On Monday night, a few blocks from my house and the church, a woman was stabbed to death, left in an office in a bar which was then set on fire. I heard the sirens that night and wondered what it was about, but was too tired to go find it. (On Tuesday, the Michigan State Police helicopter landed almost in my back yard during the investigation. My son loved it until it was time to take off and the noise was frightening to him.)

Reports are that the woman who was stabbed was in an abusive relationship with the man and he had threatened to kill her if she left.

It reminds me of just how bad people are at relationships. Men are not being taught to be men. Women are not being taught to be women. The basis of male/female relationships is so fundamentally misguided in our world that it can lead to things like this. Real men do not do this to women. Tough men are tough with themselves and tender with women.

What’s the cause? I think we lay this problem at the feet of dads who have not taught their sons the gospel, and have not lived the gospel with their own wives. Sons see it, and see the world around them, and learn how to be men. And it’s not pretty.

The reality is that most relationships will never rise (or sink) to this level. It is doubtful that your wife will be found in a burning bar, having been stabbed by you.

But our potential for abusive relationships is still there.

We are fundamentally self-centered people. Our aim in life is to be satisfied, and we will use people to achieve that. Too often our marriages are built on this principle—that she (or he) exists to satisfy me. And so we use and abuse, subtly to be sure, but use and abuse nonetheless.
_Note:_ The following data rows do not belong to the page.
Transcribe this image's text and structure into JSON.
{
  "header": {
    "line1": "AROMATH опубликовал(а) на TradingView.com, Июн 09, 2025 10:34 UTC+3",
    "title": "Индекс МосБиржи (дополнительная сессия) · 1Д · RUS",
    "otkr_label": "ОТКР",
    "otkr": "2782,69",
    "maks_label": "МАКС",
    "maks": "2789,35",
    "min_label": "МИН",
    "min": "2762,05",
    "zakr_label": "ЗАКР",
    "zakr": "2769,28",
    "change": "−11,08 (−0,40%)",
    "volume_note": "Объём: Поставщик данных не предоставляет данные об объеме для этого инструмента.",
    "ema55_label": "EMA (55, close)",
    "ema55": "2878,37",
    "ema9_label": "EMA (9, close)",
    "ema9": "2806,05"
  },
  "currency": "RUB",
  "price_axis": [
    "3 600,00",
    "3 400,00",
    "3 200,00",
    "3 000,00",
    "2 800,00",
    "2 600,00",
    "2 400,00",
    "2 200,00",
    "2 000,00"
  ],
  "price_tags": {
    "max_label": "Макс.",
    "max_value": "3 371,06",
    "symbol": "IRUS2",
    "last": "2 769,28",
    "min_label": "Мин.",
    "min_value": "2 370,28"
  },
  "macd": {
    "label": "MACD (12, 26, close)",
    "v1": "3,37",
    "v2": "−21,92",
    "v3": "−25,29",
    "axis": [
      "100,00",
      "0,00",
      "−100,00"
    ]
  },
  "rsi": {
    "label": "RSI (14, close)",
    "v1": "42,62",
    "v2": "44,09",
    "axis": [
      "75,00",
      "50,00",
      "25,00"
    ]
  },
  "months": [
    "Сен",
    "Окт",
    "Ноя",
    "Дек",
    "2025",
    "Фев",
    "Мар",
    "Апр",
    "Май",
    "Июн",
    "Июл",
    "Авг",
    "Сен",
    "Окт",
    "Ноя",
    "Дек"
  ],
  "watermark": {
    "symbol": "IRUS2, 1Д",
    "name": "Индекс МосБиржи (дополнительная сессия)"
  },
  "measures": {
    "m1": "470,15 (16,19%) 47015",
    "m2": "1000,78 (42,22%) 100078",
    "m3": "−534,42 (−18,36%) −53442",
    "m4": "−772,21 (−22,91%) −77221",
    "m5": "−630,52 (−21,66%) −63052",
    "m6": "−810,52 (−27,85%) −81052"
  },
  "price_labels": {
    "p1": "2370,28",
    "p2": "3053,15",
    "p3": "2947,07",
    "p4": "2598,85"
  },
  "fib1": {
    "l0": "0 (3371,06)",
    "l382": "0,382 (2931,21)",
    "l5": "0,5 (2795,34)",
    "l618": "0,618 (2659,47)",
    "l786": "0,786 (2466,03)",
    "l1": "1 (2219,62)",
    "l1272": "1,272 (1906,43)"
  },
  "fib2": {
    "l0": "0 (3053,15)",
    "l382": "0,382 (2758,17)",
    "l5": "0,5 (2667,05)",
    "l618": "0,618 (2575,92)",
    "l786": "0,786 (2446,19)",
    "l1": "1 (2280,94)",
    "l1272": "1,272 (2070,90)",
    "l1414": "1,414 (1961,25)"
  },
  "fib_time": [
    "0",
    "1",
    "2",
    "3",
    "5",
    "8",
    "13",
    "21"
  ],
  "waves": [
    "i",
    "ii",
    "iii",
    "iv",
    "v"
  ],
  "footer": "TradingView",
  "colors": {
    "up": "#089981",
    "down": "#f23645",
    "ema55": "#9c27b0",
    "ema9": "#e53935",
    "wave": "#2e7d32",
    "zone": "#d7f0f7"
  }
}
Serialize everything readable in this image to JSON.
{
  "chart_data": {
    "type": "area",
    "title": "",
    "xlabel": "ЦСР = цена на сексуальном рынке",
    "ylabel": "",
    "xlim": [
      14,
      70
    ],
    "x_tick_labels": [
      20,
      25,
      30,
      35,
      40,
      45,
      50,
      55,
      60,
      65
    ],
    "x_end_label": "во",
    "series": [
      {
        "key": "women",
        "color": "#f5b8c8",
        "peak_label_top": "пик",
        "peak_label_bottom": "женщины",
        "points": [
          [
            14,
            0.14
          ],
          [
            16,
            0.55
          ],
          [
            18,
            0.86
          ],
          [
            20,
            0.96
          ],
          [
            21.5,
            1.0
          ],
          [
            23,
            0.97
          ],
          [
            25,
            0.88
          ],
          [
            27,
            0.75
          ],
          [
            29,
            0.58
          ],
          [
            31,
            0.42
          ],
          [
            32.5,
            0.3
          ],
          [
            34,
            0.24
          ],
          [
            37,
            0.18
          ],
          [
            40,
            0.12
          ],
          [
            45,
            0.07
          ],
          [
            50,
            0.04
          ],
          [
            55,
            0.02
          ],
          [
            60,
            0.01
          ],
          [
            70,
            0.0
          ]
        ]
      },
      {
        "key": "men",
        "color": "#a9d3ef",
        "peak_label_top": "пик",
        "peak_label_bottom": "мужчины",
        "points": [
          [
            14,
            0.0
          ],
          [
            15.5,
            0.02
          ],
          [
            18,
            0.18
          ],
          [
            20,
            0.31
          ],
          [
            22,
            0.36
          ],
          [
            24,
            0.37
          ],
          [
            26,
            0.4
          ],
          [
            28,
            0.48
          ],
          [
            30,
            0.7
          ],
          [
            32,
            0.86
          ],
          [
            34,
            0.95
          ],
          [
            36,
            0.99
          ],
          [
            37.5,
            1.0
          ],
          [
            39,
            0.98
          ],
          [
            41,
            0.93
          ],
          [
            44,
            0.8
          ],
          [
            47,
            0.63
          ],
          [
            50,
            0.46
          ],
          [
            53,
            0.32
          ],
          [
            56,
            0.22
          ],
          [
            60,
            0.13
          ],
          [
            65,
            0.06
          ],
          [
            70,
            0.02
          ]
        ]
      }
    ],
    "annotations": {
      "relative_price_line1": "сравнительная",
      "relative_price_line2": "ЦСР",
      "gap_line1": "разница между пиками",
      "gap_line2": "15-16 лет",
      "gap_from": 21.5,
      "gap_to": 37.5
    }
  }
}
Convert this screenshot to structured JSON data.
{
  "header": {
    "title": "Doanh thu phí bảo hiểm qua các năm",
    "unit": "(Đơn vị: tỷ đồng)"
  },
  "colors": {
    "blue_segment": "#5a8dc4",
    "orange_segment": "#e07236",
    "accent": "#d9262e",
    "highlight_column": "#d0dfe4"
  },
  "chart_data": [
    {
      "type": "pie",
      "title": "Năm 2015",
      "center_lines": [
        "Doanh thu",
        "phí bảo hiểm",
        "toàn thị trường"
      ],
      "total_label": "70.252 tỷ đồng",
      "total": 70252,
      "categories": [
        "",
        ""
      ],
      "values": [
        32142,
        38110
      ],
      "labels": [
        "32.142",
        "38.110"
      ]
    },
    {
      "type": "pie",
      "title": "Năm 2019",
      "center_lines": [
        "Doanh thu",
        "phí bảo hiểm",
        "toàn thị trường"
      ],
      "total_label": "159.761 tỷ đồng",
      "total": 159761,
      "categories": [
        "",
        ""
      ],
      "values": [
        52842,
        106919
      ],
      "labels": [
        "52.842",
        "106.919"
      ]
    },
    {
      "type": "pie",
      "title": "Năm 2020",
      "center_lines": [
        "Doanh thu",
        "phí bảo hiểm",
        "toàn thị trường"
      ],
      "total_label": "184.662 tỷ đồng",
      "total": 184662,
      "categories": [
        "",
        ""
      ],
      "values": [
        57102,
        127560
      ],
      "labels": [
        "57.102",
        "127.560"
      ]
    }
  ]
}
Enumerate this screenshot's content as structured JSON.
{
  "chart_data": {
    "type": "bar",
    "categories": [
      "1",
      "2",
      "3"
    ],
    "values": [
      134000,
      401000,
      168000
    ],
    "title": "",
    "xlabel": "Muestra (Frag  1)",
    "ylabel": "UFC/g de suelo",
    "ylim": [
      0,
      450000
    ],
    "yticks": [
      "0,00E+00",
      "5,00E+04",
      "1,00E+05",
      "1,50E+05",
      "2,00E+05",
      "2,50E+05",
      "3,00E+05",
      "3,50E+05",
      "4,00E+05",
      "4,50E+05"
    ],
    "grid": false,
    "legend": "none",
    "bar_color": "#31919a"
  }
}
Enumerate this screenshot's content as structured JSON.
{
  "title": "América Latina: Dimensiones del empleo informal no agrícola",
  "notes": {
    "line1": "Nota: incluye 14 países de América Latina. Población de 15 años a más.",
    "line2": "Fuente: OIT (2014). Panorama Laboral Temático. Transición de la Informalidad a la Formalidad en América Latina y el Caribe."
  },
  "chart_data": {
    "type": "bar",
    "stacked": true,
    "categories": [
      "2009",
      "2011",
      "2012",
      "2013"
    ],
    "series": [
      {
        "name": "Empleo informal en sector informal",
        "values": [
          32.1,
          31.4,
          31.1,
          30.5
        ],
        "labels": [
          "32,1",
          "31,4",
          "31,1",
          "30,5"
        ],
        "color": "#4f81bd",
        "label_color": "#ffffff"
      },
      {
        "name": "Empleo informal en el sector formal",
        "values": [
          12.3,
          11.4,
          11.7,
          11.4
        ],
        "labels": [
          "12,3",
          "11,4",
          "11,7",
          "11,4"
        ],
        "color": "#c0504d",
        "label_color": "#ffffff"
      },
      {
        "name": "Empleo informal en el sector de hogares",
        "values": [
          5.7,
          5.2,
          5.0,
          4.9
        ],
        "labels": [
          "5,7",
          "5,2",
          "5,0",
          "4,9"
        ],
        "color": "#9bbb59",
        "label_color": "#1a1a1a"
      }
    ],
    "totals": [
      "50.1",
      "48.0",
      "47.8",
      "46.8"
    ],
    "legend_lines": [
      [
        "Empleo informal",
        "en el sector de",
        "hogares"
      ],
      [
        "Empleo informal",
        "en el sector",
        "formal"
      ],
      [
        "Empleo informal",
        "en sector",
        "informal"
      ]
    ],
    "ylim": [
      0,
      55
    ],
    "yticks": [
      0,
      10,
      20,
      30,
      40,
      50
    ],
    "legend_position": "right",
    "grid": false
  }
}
We don’t stab with knives. We do it with words. And then with silence. We don’t take the life out of them all at once. We take it little by little, day by day, destroying their spirit through unkind words and actions, through selfish desires.

We aren’t found in Kentucky after a nationwide manhunt like this man was. We aren’t facing prison time (for the third, and hopefully last time).

We go on about our lives, slowly sucking the life of those that God has entrusted to us to love and to care for in his stead.

The only answer to this tragedy is the gospel—that Jesus, in an act of real love, gave his life for the sake of petty, abusive, selfish God-haters, to redeem them from the penalty and power of sin over their lives. He does not abuse those who are his. He gives us what we do not deserve, and loves us in the midst of our many failures.

So men, love carefully and sacrificially—just like Jesus did. Honor your wives as fellow heirs of the grace of life.

Watch for the warning signs of subtle abuse—the kind that will not get the police to show up at your house on suspicion of domestic abuse, but will have effects that are just as damaging.

Love her like Christ loved the church. Give yourself for her to make her holy by the washing of water with the Word. Prepare to present her to Jesus with her being more holy and more godly because you were in her life (Ephesians 4:25-27).

And dads, remember that little eyes are watching. For the sake of the gospel, and generation of women yet to be married, teach them—by what you say and by what you do—teach them the gospel for relationships.

1 comment:

Chris Anderson said...

What a mess sin and sinners have made of God's "very good" world. Profoundly sad.